The keys to getting down to 17 SPL per 32m today:

  • I needed about 500m to warm up and then I naturally got looser and looser.
  • I reached further with the extending front arm by rolling a bit further into each reach forward, rolling to a slightly steeper angle.
  • I used a slightly higher spear-hand target since I am gliding further, delaying my catch a bit longer, letting the water gently lead my relaxed hand down to catch position rather than adding drag by driving it there and holding it until catch moment.
  • In Skate Position I kept my head looking straight down and cheek tucked as closely as possible to front-reaching shoulder.
  • I exhaled during each glide so I could quickly inhale and return to Skate Position.
  • I had to make the jump from each wall strong, lean and long, every time. Any fumbling in it would add a half a stroke or more to my SPL.
  • I kept my elbow high on each catch (I had to watch my right side which had a tendency to drop today).
  • I needed to focus on a wider track on my left arm today to avoid the little irritation/pop there. But still I would enter as near my head as possible- I have tested this tighter entry point against a slightly wider one and it produces lower SPL for me.
  • I concentrated on foot-hip-spear-hand-forward. I know it’s effective when I can feel the foot meet stiff water resistance, almost like pushing on a ledge, when I flick it down to give me leverage to drop the opposite hip. And after the swim I feel some nice tiredness in the legs if they have been doing their job in this way.

COMMENTARY

I was not deeply motivated today. I had a good 9 hours of sleep 2 night ago, but I need that kind of sleep every night, not just every once in a while. For several years now I’ve lived in mostly ‘sleep-deprived’… no let me adjust that word… ‘rest-deprived’ conditions so that limited physical performance is normal. Why? That’s another story, but let me summarize by saying that living in a foreign land is a lot more tiring on the brain and body than someone who hasn’t tried it can understand- and we’re in a very demanding season of parenting too- it’s a struggle to get the 4 kids to bed early enough but we’re lucky to have them all down by 9 or 10, and even if they stay up late, the littlest ones will wake up at 6:30, 7 days a week, 365 days a year. We don’t have anyone to take them so we can have a break. So we just live ‘tired’ most of the time. I can’t wait to be a grandparent!

At least I have enough internal drive to keep up my training knowing that even when I am down, it does not last and I will appreciate that I have at least maintained my fitness so that when the motivation does return I am ready to ride with it.

Also, at this time of year the days are hotter, the water is so warm that it easily provokes that lazy/exhausted sensation. That is another thing to fight against, likely factoring into my general tiredness.

However, I made myself work during these 45 minutes that I had today before lessons. It takes a great deal of concentration, fine sensitivity to drag, and effort to hold minimal SPL lap after lap, with a mere 2-beat kick.
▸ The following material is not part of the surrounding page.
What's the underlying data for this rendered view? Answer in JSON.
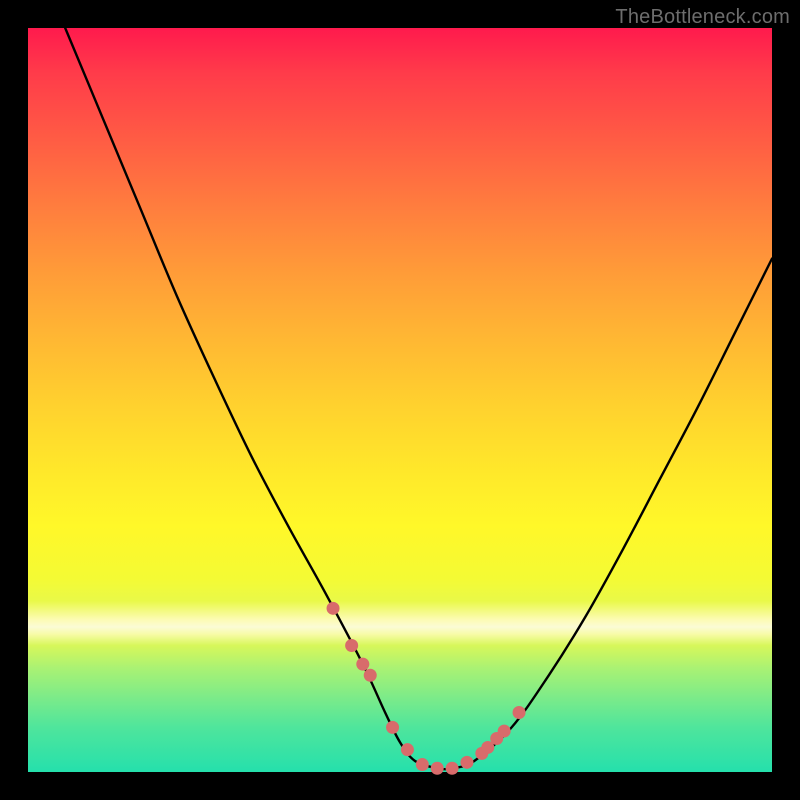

It is a serious workout. I’ve heard the comment that such minimum SPL work is worthless because a person will just so slowly to ‘extend’ each stroke and therefore not get any fitness benefit at all- gliding is not ‘real’ swimming. But in reality it doesn’t work like that because the physics of water require the swimmer to maintain both best position and a critical level of momentum to gain the longest ‘true’ stroke, and therefore true SPL count. My ability to both hold the most streamline position effortlessly and time the switch has developed tremendously over the years. I would be interested in challenging a non-TI swimmer to match my SPL in these drills and do it with less effort than I am, then match my SL and pace in a 3km OW swim and then compare our energy levels at the end.

In these sets I am going slower than my race-cruising pace, but I am conditioning the muscles and neurons that enable me to hold this position and even lower my SPL at higher SR. Sets that improve my ability to hold low SPL are the foundation to my ability to hold high SR over longer distances because I am training to use less energy at higher speeds over longer distances. Without such foundational SL work a swimmer becomes one who is merely spinning his arm-wheels, thrashing a lot harder but getting a fraction of the forward-moving benefit out of it that he could.

At this stage of my swimming-wisdom I would say: First build SL religiously. Then build SR on top of it, and always maintain that order of priority.

By holding SL in priority over SR in my training  I find that I can make micro adjustments in SL to accommodate higher SR without sacrificing the features of my long stroke that make it so efficient and long-lasting. I am able to build ‘gears’ into my stroke that I can pick from at different points in a swim to address different conditions or goals. But it is my increasing conviction from experience that one who builds SR at the cost of SL will never even come close to their potential as a swimmer.